Theaster Gates designs the Serpentine Pavilion 2022
The Serpentine Pavilion is one of the most prestigious of all art/architecture crossover commissions. This year, it has been designed by Chicago artist/urban planner Theaster Gates, with architectural support from Adjaye Associates
The Serpentine Gallery took up residence in a former 1930s tea pavilion designed by James Gray West in Kensington Gardens, near Hyde Park, London, in 1970.
Every year since 2000, the Gallery has commissioned an international architect or studio to design a summer pavilion to be erected on the lawn in front of the gallery, which is freely accessible between June and October.
The list of commissioned architects reads like a design aristocracy Who’s Who: Zaha Hadid, Daniel Libeskind, Toyo Ito, Oscar Niemeyer, Alvaro Siza and Eduardo Souto de Mora, Rem Koolhaas, Olafur Eliasson, Frank Gehry, SANAA, Jean Nouvel, Peter Zumthor... That list could just as well be the honour roll of the Pritzker Prize, rather than the chronology of those first commissions. Some creations, such as Sou Fujimoto’s “cloud”/architectural garden (2013), live on in the collective imagination well beyond the installation’s ephemeral, three-month duration.

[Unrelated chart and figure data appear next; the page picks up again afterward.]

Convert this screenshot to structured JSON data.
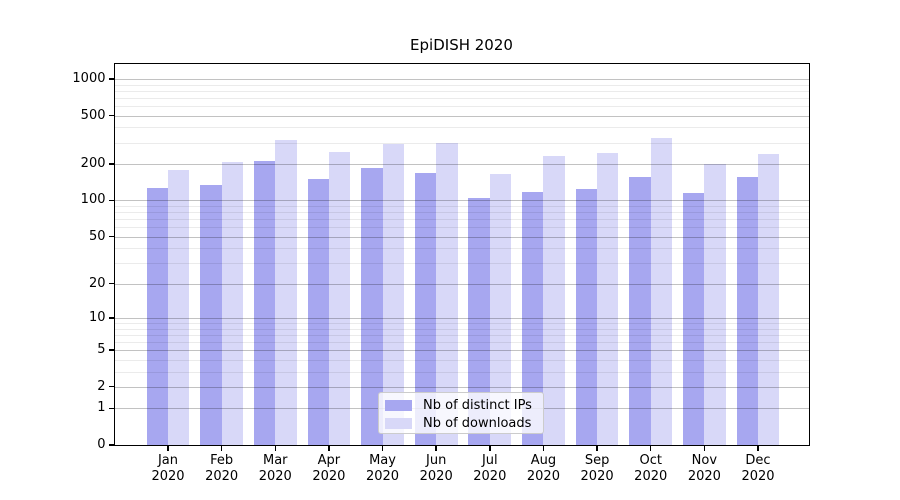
{
  "chart_data": {
    "type": "bar",
    "title": "EpiDISH 2020",
    "categories": [
      "Jan",
      "Feb",
      "Mar",
      "Apr",
      "May",
      "Jun",
      "Jul",
      "Aug",
      "Sep",
      "Oct",
      "Nov",
      "Dec"
    ],
    "category_year": "2020",
    "series": [
      {
        "name": "Nb of distinct IPs",
        "color": "#a7a7f0",
        "values": [
          126,
          134,
          212,
          151,
          186,
          168,
          105,
          118,
          125,
          157,
          116,
          157
        ]
      },
      {
        "name": "Nb of downloads",
        "color": "#d8d8f8",
        "values": [
          178,
          206,
          315,
          250,
          291,
          297,
          165,
          232,
          245,
          329,
          199,
          240
        ]
      }
    ],
    "yscale": "log1p",
    "ylabel": "",
    "xlabel": "",
    "y_major_ticks": [
      0,
      1,
      2,
      5,
      10,
      20,
      50,
      100,
      200,
      500,
      1000
    ],
    "y_minor_ticks": [
      3,
      4,
      6,
      7,
      8,
      9,
      30,
      40,
      60,
      70,
      80,
      90,
      300,
      400,
      600,
      700,
      800,
      900
    ],
    "ylim": [
      0,
      1350
    ],
    "grid": true,
    "legend_position": "bottom-center-inside"
  }
}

Adopting an increasingly polycentric and global geographic approach, in recent years the Serpentine’s Artistic Director Hans Ulrich Obrist has commissioned emerging talent rather than established names. Last year, the pavilion was designed by South African Sumaya Vally, founder of Counterspace; the year before, it was Frida Escobedo and Diébédo Francis Kéré.
This year, the choice falls on Theaster Gates, a Chicago artist and urban planner whose profile perfectly fits the hybrid, constantly-shifting intersection between design and art typical of the Serpentine’s pavilions.

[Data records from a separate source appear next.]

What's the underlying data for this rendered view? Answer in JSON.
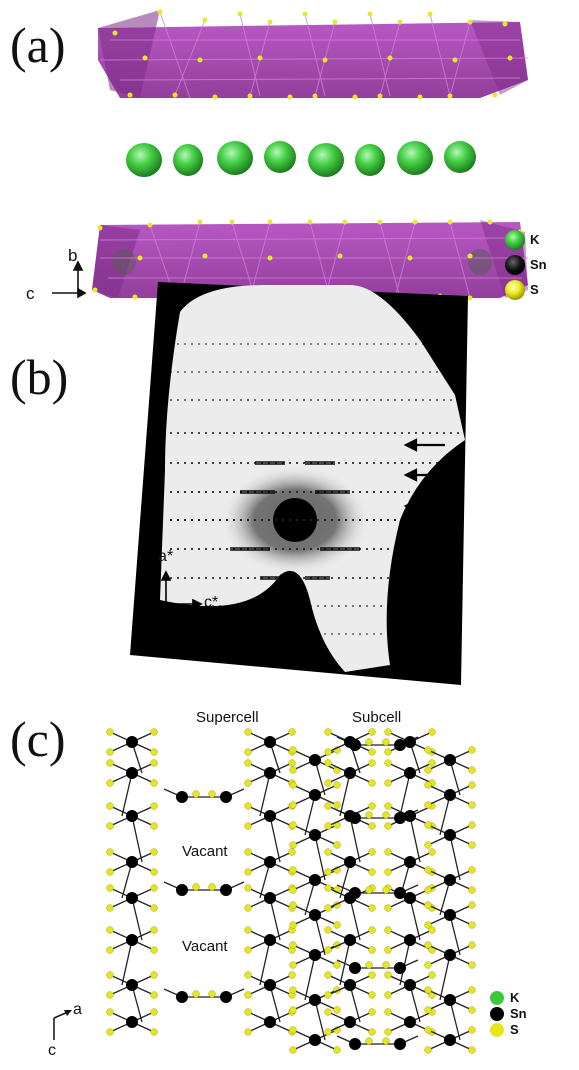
{
  "panels": {
    "a": {
      "label": "(a)",
      "axes": {
        "b": "b",
        "c": "c"
      },
      "legend": [
        {
          "symbol": "K",
          "color": "#3cc83c"
        },
        {
          "symbol": "Sn",
          "color": "#000000"
        },
        {
          "symbol": "S",
          "color": "#e6e61e"
        }
      ]
    },
    "b": {
      "label": "(b)",
      "axes": {
        "a_star": "a*",
        "c_star": "c*"
      }
    },
    "c": {
      "label": "(c)",
      "headings": {
        "supercell": "Supercell",
        "subcell": "Subcell"
      },
      "vacant_labels": [
        "Vacant",
        "Vacant"
      ],
      "axes": {
        "a": "a",
        "c": "c"
      },
      "legend": [
        {
          "symbol": "K",
          "color": "#3cc83c"
        },
        {
          "symbol": "Sn",
          "color": "#000000"
        },
        {
          "symbol": "S",
          "color": "#e6e61e"
        }
      ]
    }
  },
  "colors": {
    "octahedra": "#a43fb0",
    "octahedra_dark": "#7d2b87",
    "potassium": "#3cc83c",
    "tin": "#000000",
    "sulfur": "#e6e61e",
    "diffraction_bg": "#ececec"
  }
}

Gates is a sculptor, ceramicist and performer, a theorist and an activist. He has exhibited or made performances everywhere (from Documenta 13 to the Haus der Kunst in Munich, the Palais de Tokyo and the Prada Foundation). Above all, through the Rebuild Foundation he is involved in recovering abandoned spaces for marginalized African American and other communities. Gates’ artistic work explores the concept of “Black space”, which he describes as a “formal exercise defined by collective desire, artistic agency, and the tactics of a pragmatist.”
Black space is as physical as it is cultural, as may be seen from his works “Plantation Lullabies” (2017), a collection of 4000 pieces of what the artist defines as “negrobilia” (coins, figurines, sheet music, etc.), or “Black Vessel”, staged at the Gagosian gallery in New York in 2020, centring on the overlapping themes of manual labour and maternal love, or the project to transform the Liverpool docks where, together with the Asif Khan Studio, David Adyaje and Mariam Kamara, Gates is creating an International Museum of Slavery to add to this urban space the previously removed history of slavery and trafficking that, after starting in the colonies, ended up on the docks of Britain’s cities.

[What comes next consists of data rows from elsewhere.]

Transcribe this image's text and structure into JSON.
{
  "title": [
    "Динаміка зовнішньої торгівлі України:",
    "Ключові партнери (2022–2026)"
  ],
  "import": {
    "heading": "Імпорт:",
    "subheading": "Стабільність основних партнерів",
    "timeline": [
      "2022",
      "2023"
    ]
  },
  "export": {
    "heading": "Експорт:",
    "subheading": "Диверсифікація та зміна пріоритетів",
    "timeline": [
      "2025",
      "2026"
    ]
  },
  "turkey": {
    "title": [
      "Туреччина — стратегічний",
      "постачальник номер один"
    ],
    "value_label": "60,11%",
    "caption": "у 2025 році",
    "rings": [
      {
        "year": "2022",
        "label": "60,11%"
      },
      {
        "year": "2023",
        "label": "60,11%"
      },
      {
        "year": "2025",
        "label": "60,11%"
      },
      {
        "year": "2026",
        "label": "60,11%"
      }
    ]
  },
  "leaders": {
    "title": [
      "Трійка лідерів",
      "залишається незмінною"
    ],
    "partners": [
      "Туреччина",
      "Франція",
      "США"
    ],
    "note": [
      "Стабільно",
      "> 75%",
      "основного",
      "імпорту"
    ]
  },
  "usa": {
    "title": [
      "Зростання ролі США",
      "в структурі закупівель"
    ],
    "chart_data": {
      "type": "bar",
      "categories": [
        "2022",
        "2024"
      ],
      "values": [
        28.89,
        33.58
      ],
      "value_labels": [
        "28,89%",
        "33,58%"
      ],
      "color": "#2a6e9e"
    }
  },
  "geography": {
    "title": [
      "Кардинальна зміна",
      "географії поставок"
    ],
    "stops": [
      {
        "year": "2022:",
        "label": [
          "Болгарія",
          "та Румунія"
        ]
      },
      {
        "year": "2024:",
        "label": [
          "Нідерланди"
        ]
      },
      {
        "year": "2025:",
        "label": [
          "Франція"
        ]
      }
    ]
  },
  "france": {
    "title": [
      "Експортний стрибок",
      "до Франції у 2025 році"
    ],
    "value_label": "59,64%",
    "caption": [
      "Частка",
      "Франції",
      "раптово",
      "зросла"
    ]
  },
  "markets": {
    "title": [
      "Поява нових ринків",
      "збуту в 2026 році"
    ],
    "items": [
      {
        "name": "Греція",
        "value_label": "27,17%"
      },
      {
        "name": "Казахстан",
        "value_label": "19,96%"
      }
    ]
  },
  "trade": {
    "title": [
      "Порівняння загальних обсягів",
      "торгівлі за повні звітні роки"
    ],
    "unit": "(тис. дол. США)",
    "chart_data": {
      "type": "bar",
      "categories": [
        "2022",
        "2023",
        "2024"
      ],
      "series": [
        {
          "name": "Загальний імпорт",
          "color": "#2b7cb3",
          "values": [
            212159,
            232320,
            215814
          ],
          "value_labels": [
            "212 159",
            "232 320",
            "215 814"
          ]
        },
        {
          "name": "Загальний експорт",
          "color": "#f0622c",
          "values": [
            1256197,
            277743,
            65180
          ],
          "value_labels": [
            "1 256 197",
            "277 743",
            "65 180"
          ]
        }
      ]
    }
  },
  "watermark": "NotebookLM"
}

Consistent with its designer’s practice (starting from his name), the Serpentine Pavilion 2022 is called “Black Chapel”. The adjective evokes a determination of identity; the noun refers to a function, and even more to an evocative sphere. The design’s geographic definition is more hybrid: it is inspired by Stoke-on-Trent furnaces and almost entirely wooden workmanship, paying homage to the English manufacturing tradition. The artist also signals his roots in Chicago, the city where he was born and lives, literally transporting elements from it into the structure, such as a bell from the abandoned church of San Lorenzo on the South Side of Chicago, an area of ghettos, poverty, segregation and crime, where the population is 93% African American.
The “chapel” element refers to the more generic sphere of secular and trans-denominational spirituality, with illustrious antecedents in contemporary art up to and including the Rothko Chapel in Houston. Its circular shape and elliptical oculus to let in natural light shows an affinity with the Pantheon.
Gates explains the concept: “The name (...) Black Chapel also suggests that in these times there could be a space where one could rest from the pressures of the day and spend time in quietude. I have always wanted to build spaces that consider the power of sound and music as a healing mechanism and emotive force that allows people to enter a space of deep reflection and/or deep participation”.
The pavilion has been erected with architectural support from Adjaye Associates. It is open to the public from 10 June to 16 October.